Sitting down, she simply dumped her backpack onto the table and found her tablet. She could type quickly on the touchscreen keyboard, but not as quickly as she wanted.

“Jane said she can hold print space if you file in 20 minutes,” Irrfan read off of his phone. “Is it print worthy?”

“It’s a whole magazine worthy,” Grace assured him. “This will be no trailer react or listicle about the best shows to watch about horses, let me tell you.”

All the years Grace had spent working in news prepared her to be quick, but she had to be one hundred percent accurate and extremely thorough in putting together this story. After downing two cans of Coke and inhaling a packet of peanut butter M&Ms, it was done. She sent it to Jane, then turned her tablet toward Irrfan. “You deserve to be the next person to know.”

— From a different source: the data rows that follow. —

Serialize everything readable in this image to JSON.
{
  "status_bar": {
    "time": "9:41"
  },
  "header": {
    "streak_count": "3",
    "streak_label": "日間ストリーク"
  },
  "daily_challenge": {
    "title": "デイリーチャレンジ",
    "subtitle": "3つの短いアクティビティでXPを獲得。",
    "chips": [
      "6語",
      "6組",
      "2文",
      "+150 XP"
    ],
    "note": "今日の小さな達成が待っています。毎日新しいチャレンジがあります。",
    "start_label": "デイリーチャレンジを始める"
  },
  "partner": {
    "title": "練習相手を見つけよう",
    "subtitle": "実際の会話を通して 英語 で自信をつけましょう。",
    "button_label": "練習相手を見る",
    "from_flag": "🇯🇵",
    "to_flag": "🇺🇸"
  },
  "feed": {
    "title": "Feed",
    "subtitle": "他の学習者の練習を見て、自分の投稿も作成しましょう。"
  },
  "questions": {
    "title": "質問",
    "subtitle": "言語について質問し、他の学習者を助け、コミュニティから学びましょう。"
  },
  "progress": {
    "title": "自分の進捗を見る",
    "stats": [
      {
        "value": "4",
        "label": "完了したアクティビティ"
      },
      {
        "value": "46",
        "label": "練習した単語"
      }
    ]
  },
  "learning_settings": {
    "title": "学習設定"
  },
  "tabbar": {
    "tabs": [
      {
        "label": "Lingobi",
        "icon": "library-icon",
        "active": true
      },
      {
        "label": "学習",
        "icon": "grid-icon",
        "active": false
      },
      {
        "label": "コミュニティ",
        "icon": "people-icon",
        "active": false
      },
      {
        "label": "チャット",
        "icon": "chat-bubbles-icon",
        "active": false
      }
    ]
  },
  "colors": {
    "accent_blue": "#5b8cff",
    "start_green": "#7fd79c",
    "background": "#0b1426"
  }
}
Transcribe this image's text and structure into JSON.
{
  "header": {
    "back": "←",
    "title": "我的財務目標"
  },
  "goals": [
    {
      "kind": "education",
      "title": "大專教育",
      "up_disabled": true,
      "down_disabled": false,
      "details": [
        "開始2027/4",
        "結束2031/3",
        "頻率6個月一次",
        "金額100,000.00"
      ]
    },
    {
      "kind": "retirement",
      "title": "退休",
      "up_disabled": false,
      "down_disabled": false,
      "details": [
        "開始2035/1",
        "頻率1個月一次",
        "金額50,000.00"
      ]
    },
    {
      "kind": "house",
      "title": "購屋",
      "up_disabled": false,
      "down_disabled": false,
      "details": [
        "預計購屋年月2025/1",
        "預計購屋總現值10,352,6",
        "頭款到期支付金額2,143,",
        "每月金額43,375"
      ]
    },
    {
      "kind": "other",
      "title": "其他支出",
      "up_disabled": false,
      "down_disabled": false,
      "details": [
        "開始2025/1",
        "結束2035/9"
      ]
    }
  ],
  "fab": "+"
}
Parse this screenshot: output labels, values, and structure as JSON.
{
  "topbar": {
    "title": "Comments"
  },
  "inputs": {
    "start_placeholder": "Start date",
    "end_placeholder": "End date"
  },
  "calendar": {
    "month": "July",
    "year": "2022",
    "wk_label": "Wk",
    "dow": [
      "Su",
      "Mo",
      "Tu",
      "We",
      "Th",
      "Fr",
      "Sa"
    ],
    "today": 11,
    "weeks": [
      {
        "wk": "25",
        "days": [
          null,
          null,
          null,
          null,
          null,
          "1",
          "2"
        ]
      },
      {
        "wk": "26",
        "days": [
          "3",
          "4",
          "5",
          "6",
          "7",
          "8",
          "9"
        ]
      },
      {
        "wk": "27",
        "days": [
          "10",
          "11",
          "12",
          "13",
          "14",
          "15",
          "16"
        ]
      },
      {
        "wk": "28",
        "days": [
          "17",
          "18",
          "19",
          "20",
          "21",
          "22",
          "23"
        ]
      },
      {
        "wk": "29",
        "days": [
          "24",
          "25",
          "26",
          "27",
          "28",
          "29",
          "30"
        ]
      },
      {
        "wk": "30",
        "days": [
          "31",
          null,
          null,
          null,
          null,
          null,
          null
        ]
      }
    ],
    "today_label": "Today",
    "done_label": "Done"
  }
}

He scanned, shouted, and several other journalists looked over. Grace and Irrfan waved, then put their heads together.

“This is massive,” he said. “We have to push it.”

The story went live at 4:22 pm, Mountain Standard Time. The headline read: Augusta Geraldine Sparks suits up for Wonder; Fangirl at heart. It was an incredibly positive piece, putting the actress in the position of an interesting subject who just happened to get an important piece of news in the middle of an interview in a flyover state with a young reporter. It also made it sound like Augusta had liked Grace so much she wanted her to get the exclusive.

They sat back to admire themselves for a moment, Irrfan’s beautiful portrait of Augusta accompanying Grace’s piece. He was talented, after all. They watched as the news spread through the press room, creating yelps and shouts similar to Irrfan’s reaction.

“Let’s go watch it catch fire,” Irrfan said, and they went back out into the crowd.

It was like an episode of Gossip Girl. Someone’s phone would ding, and they’d show it to their friends. People would react. It would happen in another pocket. The buzz became a frantic thrum as people started celebrating. The news had broken at their little con. In their little paper.

They wandered through, invisible to the crowd even though they were the reason for all the hubbub. Without meaning to, they found themselves back at Sam’s booth.

The poster of Alpha-12 and Captain Gold was gone.

“Oh hi,” Grace said to Sam, casually leaning on the table.

“I’m so glad you’re here,” Sam said breathlessly. “Something insane happened.”

She held out her phone. On the screen was a photo of Sam, the poster, and Augusta Geraldine Sparks herself.

Grace screamed out loud.

“Grace,” Sam said. “She signed it.”

Sam pulled the poster out from behind her table.

In gold letters, it said To Grace: A formidable force to be reckoned with. With love, Augusta Geraldine Sparks aka Alpha-12.